ABSTRACT: Sheared granular layers undergoing stick-slip behavior are broadly employed to study the physics of earthquakes. Here, a two-dimensional implementation of the combined finite-discrete element method (FDEM) is used to explicitly simulate a sheared granular fault system including both gouge and plate, and to investigate the influence of different normal loads on macroscopic friction coefficient, kinetic energy, gouge layer thickness, and recurrence time between slips. In the FDEM model, the deformation of plates and particles is simulated using the FEM formulation while particle-particle and particle-plate interactions are modeled using DEM-derived techniques. The simulation results show that with increasing normal load, (i) the kinetic energy of the granular fault gouge system increases; (ii) the gouge layer thickness shows a decreasing trend; and (iii) the macroscopic friction coefficient does not experience much change. Analyses of the slip events reveal that, as the normal load increases, more slip events with large kinetic energy release and longer recurrence time occur, and the magnitude of gouge layer thickness decrease also tends to be larger. The simulations not only reveal the influence of normal loads on the dynamics of sheared granular fault gouge, but also demonstrate the capabilities of FDEM for studying stick-slip dynamic behavior of granular fault gouge systems.
1. INTRODUCTION
Earthquakes generally occur due to a sudden release of the elastic energy accumulated in fault gouge and tectonic plates when subjected to long-time shear (Dorostkar et al., 2017b; Marone et al., 1990). The fault gouge, an ensemble of solid granular particles created by fragmentation and wearing, plays a key role in the macroscopic sliding friction and the friction stability of the fault (Dorostkar et al., 2017b; Pica Ciamarra et al., 2011). Therefore, sheared granular layers undergoing stick-slip behavior are broadly employed to study the physics and dynamics of earthquakes and a number of laboratory and numerical experiments have been conducted in this regard (e.g. Annunziata et al., 2016; Dorostkar et al., 2017b; Dratt and Katterfeld, 2017; Ferdowsi, 2014; Ferdowsi et al., 2013; Geller et al., 2015; Griffa et al., 2011; Johnson and Jia, 2005; Marone, 1998; Passelègue et al., 2016; Pica Ciamarra et al., 2011; Scuderi et al., 2017).

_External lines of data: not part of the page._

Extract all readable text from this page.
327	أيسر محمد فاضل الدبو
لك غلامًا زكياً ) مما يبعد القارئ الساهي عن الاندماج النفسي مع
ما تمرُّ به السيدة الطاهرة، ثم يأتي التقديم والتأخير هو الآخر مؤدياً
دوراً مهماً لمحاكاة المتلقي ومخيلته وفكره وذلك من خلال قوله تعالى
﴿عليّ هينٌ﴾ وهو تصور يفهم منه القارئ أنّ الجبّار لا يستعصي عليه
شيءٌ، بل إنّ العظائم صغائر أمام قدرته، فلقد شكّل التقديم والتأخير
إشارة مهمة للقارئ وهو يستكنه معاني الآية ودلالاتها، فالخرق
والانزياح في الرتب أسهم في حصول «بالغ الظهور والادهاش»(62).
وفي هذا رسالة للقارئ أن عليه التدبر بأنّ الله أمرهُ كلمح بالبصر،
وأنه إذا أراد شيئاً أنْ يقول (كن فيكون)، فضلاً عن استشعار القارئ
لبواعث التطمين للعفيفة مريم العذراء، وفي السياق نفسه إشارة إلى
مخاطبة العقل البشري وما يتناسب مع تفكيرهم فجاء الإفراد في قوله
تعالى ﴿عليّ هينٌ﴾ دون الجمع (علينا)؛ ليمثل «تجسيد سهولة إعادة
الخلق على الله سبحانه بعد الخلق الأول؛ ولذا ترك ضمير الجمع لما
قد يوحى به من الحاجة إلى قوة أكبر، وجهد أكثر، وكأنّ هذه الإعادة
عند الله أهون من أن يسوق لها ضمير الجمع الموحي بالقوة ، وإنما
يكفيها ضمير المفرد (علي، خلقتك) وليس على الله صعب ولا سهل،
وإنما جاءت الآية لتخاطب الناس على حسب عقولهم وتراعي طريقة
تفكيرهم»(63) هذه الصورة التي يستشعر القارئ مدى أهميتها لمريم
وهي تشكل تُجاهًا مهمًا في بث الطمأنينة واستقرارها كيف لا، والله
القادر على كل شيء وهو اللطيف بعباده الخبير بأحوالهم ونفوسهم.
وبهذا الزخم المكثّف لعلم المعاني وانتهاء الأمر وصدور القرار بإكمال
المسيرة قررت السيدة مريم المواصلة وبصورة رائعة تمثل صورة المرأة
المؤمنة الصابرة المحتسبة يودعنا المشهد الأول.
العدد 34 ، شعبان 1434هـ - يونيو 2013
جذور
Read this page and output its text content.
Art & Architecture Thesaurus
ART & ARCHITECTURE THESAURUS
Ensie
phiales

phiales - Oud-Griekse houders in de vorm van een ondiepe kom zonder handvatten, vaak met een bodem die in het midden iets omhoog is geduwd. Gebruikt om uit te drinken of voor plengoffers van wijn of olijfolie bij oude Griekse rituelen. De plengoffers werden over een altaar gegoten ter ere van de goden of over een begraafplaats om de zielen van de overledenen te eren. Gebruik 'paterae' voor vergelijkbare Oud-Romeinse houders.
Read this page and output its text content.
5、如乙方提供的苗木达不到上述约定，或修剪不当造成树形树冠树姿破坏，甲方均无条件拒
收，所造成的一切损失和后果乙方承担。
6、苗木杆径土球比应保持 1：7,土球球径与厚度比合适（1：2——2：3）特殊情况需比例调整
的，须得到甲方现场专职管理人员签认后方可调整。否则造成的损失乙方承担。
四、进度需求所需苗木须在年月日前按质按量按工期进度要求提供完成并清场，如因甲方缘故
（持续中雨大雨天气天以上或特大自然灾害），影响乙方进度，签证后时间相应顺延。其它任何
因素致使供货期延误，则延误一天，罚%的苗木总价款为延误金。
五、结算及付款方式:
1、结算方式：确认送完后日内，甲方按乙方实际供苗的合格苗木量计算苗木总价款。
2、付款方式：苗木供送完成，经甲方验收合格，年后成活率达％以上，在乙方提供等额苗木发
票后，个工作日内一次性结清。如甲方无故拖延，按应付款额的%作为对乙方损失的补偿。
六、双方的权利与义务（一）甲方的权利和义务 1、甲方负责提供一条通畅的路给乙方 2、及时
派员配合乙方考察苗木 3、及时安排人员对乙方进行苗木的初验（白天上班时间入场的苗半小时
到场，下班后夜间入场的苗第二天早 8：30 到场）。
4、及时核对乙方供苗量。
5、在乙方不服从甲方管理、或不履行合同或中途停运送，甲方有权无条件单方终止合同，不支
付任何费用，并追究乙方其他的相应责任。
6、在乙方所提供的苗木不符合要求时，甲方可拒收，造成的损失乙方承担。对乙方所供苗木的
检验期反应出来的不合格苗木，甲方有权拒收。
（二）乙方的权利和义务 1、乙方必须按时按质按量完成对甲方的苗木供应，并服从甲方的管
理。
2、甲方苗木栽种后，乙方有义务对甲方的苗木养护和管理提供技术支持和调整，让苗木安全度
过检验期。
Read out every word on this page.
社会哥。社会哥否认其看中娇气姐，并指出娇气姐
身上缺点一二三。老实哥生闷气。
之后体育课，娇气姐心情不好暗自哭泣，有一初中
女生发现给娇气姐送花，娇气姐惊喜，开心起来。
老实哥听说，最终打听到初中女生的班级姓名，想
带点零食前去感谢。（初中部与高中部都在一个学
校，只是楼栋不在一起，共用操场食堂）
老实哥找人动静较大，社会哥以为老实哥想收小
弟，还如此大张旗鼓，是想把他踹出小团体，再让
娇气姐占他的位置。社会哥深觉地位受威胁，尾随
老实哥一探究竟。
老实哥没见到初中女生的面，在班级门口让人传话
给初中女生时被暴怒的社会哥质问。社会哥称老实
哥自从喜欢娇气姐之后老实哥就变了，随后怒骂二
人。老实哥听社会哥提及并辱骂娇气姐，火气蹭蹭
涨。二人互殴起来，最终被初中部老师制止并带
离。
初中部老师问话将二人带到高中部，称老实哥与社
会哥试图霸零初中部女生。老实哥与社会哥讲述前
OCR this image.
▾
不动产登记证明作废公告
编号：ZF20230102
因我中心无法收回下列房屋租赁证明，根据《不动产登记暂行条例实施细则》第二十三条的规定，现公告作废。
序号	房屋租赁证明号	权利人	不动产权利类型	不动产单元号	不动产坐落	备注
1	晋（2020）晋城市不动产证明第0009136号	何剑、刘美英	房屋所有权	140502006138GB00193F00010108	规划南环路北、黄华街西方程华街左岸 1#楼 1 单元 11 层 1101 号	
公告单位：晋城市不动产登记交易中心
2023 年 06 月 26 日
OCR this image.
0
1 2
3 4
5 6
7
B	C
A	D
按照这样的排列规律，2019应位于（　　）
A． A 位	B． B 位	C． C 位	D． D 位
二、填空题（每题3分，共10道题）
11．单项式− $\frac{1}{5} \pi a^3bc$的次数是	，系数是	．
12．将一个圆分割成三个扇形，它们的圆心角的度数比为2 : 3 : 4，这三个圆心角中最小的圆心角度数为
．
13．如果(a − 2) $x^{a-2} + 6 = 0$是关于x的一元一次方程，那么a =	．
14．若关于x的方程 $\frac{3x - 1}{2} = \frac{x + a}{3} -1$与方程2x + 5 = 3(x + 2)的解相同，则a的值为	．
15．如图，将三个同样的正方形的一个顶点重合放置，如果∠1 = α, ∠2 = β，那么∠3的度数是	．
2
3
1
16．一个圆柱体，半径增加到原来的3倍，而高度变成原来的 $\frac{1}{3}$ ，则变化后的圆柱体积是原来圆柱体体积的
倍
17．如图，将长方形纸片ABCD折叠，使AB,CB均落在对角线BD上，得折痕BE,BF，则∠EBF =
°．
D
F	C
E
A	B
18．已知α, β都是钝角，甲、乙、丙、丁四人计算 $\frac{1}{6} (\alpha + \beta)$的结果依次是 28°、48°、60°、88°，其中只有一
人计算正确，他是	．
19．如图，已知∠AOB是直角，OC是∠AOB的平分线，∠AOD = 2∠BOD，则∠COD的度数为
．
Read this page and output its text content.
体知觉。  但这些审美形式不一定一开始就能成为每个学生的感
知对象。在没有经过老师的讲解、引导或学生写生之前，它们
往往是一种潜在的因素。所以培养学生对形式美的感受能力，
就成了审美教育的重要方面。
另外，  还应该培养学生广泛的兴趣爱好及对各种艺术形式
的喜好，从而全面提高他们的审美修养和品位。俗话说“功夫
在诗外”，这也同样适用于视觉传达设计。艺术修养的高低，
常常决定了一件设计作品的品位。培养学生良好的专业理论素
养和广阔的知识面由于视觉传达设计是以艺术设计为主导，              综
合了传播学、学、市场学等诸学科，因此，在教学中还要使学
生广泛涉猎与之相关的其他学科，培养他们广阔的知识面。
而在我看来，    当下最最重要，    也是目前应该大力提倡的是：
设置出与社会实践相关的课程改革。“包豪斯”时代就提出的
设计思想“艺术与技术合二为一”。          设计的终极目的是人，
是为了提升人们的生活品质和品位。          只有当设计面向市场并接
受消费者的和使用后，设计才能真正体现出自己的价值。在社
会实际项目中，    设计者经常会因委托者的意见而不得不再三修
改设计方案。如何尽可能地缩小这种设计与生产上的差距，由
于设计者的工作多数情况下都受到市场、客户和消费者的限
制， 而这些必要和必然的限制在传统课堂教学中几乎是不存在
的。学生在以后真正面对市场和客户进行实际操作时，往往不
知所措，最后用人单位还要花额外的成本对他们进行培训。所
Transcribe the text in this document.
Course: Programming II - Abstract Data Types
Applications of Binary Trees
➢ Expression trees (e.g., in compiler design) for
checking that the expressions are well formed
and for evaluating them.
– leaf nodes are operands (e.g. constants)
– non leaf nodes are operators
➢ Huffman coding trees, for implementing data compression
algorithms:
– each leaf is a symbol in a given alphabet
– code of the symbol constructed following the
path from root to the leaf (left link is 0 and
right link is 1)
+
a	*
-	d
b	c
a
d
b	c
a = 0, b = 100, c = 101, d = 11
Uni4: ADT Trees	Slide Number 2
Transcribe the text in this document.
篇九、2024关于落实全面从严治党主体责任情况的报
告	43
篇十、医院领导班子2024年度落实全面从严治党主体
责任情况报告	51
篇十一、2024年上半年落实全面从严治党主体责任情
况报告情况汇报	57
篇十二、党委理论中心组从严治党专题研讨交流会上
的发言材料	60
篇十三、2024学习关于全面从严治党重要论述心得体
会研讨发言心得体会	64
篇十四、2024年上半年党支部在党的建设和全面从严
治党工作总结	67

Particularly, in addition to the ease of implementation, numerical simulations of granular fault gouge, which allow for analysis of the mechanical behavior of the system at a level of spatial and temporal resolution not accessible experimentally (de Arcangelis et al., 2011), are widely used to investigate the stick-slip behavior in granular fault gouge (Dorostkar et al., 2017b).
Among the many numerical methods used in simulating the evolution of granular systems, the discrete element method (DEM) has demonstrated its value as a tool for such investigations (de Arcangelis et al., 2011; Dorostkar et al., 2017a, b; Ferdowsi, 2014; Ferdowsi et al., 2013; Griffa et al., 2011; Griffa et al., 2012). In classic DEM models, granular fault gouge is usually represented by a pack of rigid particles, and the normal and tangential contact forces between particles are described using Hertzian contact and Coulomb friction, respectively (Dorostkar et al., 2017a); the representation of the shearing plate is often either ignored or simplified by a set of bonded particles (Abe and Mair, 2005; Dorostkar et al., 2017a, b; Ferdowsi et al., 2013; Ferdowsi et al., 2014; Griffa et al., 2013; Mair and Abe, 2008). As a result, DEM is incapable of capturing real and detailed deformation and stress distributions within the particles and plates (Dratt and Katterfeld, 2017; Ma et al., 2016). Since the deformation of particles and plates provides the means for a wide spectrum of elastic energy storage and release (Griffa et al., 2013), appropriate modeling of the real deformations of a granular system is critical to conduct an accurate exploration of the faulting process dynamics.